Erdal İnci is a multi-media artist, photographer and painter. He is primarily known as a GIF artist for an ongoing series in which he films himself performing pedestrian but whimsical actions (skipping, jumping, leaping, dramatically stumbling), often in public spaces, and almost always wearing an anonymizing black hoody. Inci edits the footage not just to loop in the full-circle fashion of any good GIF, but also to “clone” the figure within the frame, creating an endless stream of figures in a lockstep choreography. He is particularly interested in featuring busy urban public spaces - often with sociopolitical significance - because he believes they are amongst the most beautiful expressions of human achievement.
Centipedes represents a departure in Inci’s work, focusing not on pre-planned movements, but on the natural, chance choreographies of life in Taksim Square in Istanbul, Turkey. In this aerial view, pedestrians and birds cross the Square according to their own particular motivations, completely unaware of the camera. The simple act of improvising a path through public space, an unconscious routine of city-dwellers and a subject of study amongst urban planners, comes into focus as each motion is cloned through temporal manipulation to repeat dozens of times. Individuals are multiplied into peculiar “centipedes” and popular paths are revealed as streams of movement. Though their paths sometimes intersect they never collide, appearing both real and surreal against the still or “photographic” background.
“Observing human traffic from above is phenomenal and city squares are perfect places to experience it. I think it is like watching a Bruegel painting in real life. In the summer of 2015 I wanted to shoot Taksim Square, which has a significant role in the history of the Turkish Republic and was scheduled for renovation.
“In my previous works I was used to shooting myself performing precise movements in public spaces, but never tried to play around with randomness. For this piece my first intention was to document the square with its eclectic condition and the random pedestrians passing by – people, but also pigeons and flying plastic bags (which enrich the composition). I only interfere with the timing by superimposing consecutive time layers; everything you see in the frame actually happened. In this way the recording does not lose its documentary value. At the same time, elements which are used most frequently in a traditional painting composition - such as line, texture, pattern and fragmentation - become visible with this simple interference to temporality.”
- Erdal Inci
Inci’s chosen site for filming Centipedes resonates with the political life of Turkey and with the work’s exhibition in Times Square. In fact, Taksim Square is known as the “Turkish Times Square" – an iconic public space, transportation hub, tourist destination and site of annual New Year’s Eve and Pride celebrations and significant political demonstrations and incidents. The planned “Taksim Pedestrianization Project” – including the removal of Taksim Gezi Park, one of the few public green spaces in Istanbul, for the construction of military barracks and a shopping mall – sparked the broad “Occupy Gezi” movement in 2013 that led to the annulment of that plan, among other concessions from the Erdoğan administration. Centipedes documents the Square in 2015, at the center of life and debate in Istanbul.

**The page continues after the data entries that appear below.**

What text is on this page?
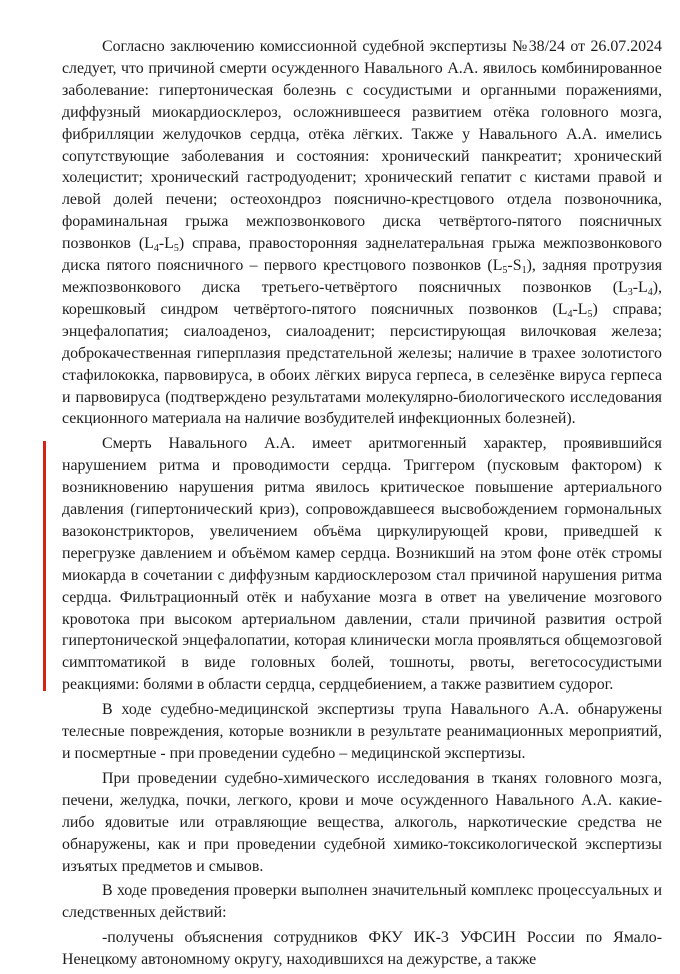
Согласно заключению комиссионной судебной экспертизы №38/24 от 26.07.2024 следует, что причиной смерти осужденного Навального А.А. явилось комбинированное заболевание: гипертоническая болезнь с сосудистыми и органными поражениями, диффузный миокардиосклероз, осложнившееся развитием отёка головного мозга, фибрилляции желудочков сердца, отёка лёгких. Также у Навального А.А. имелись сопутствующие заболевания и состояния: хронический панкреатит; хронический холецистит; хронический гастродуоденит; хронический гепатит с кистами правой и левой долей печени; остеохондроз пояснично-крестцового отдела позвоночника, фораминальная грыжа межпозвонкового диска четвёртого-пятого поясничных позвонков $(L_4-L_5)$ справа, правосторонняя заднелатеральная грыжа межпозвонкового диска пятого поясничного – первого крестцового позвонков $(L_5-S_1)$, задняя протрузия межпозвонкового диска третьего-четвёртого поясничных позвонков $(L_3-L_4)$, корешковый синдром четвёртого-пятого поясничных позвонков $(L_4-L_5)$ справа; энцефалопатия; сиалоаденоз, сиалоаденит; персистирующая вилочковая железа; доброкачественная гиперплазия предстательной железы; наличие в трахее золотистого стафилококка, парвовируса, в обоих лёгких вируса герпеса, в селезёнке вируса герпеса и парвовируса (подтверждено результатами молекулярно-биологического исследования секционного материала на наличие возбудителей инфекционных болезней).

Смерть Навального А.А. имеет аритмогенный характер, проявившийся нарушением ритма и проводимости сердца. Триггером (пусковым фактором) к возникновению нарушения ритма явилось критическое повышение артериального давления (гипертонический криз), сопровождавшееся высвобождением гормональных вазоконстрикторов, увеличением объёма циркулирующей крови, приведшей к перегрузке давлением и объёмом камер сердца. Возникший на этом фоне отёк стромы миокарда в сочетании с диффузным кардиосклерозом стал причиной нарушения ритма сердца. Фильтрационный отёк и набухание мозга в ответ на увеличение мозгового кровотока при высоком артериальном давлении, стали причиной развития острой гипертонической энцефалопатии, которая клинически могла проявляться общемозговой симптоматикой в виде головных болей, тошноты, рвоты, вегетососудистыми реакциями: болями в области сердца, сердцебиением, а также развитием судорог.

В ходе судебно-медицинской экспертизы трупа Навального А.А. обнаружены телесные повреждения, которые возникли в результате реанимационных мероприятий, и посмертные - при проведении судебно – медицинской экспертизы.

При проведении судебно-химического исследования в тканях головного мозга, печени, желудка, почки, легкого, крови и моче осужденного Навального А.А. какие-либо ядовитые или отравляющие вещества, алкоголь, наркотические средства не обнаружены, как и при проведении судебной химико-токсикологической экспертизы изъятых предметов и смывов.

В ходе проведения проверки выполнен значительный комплекс процессуальных и следственных действий:

-получены объяснения сотрудников ФКУ ИК-3 УФСИН России по Ямало-Ненецкому автономному округу, находившихся на дежурстве, а также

Erdal İnci (b.1983, lives and works in Istanbul, Turkey) studied Painting at the Faculty of Fine Arts at Hacettepe University, graduating in 2005. In 2012 he began turning his video works into GIFs posted to his blog erdalinci.tumblr.com. His GIF works have been featured in Zeit Online, CNN, Wired, The Creators Project, The Huffington Post, Canal + and Deutsche Welle. In 2016 he co-founded with Çağrı Taşkın and Serkan Kaptan the artist collective Oddviz, which focuses on the use of photogrammetry to create interactive 3D models and videos.
Moving Image Art Fair was conceived to offer a viewing experience with the excitement and vitality of a fair, while allowing moving image-based artworks to be understood and appreciated on their own terms. Moving Image New York 2018 takes place May 3 – 6, 2018 at 591 Park Avenue (between 63rd and 64th streets) in Manhattan. The newly formed Moving Image Curatorial Advisory Committee for New York 2018 is inviting a selection of international commercial galleries and non-profit institutions to present single-channel videos, single-channel projections, video sculptures, immersive media, and other larger video installations.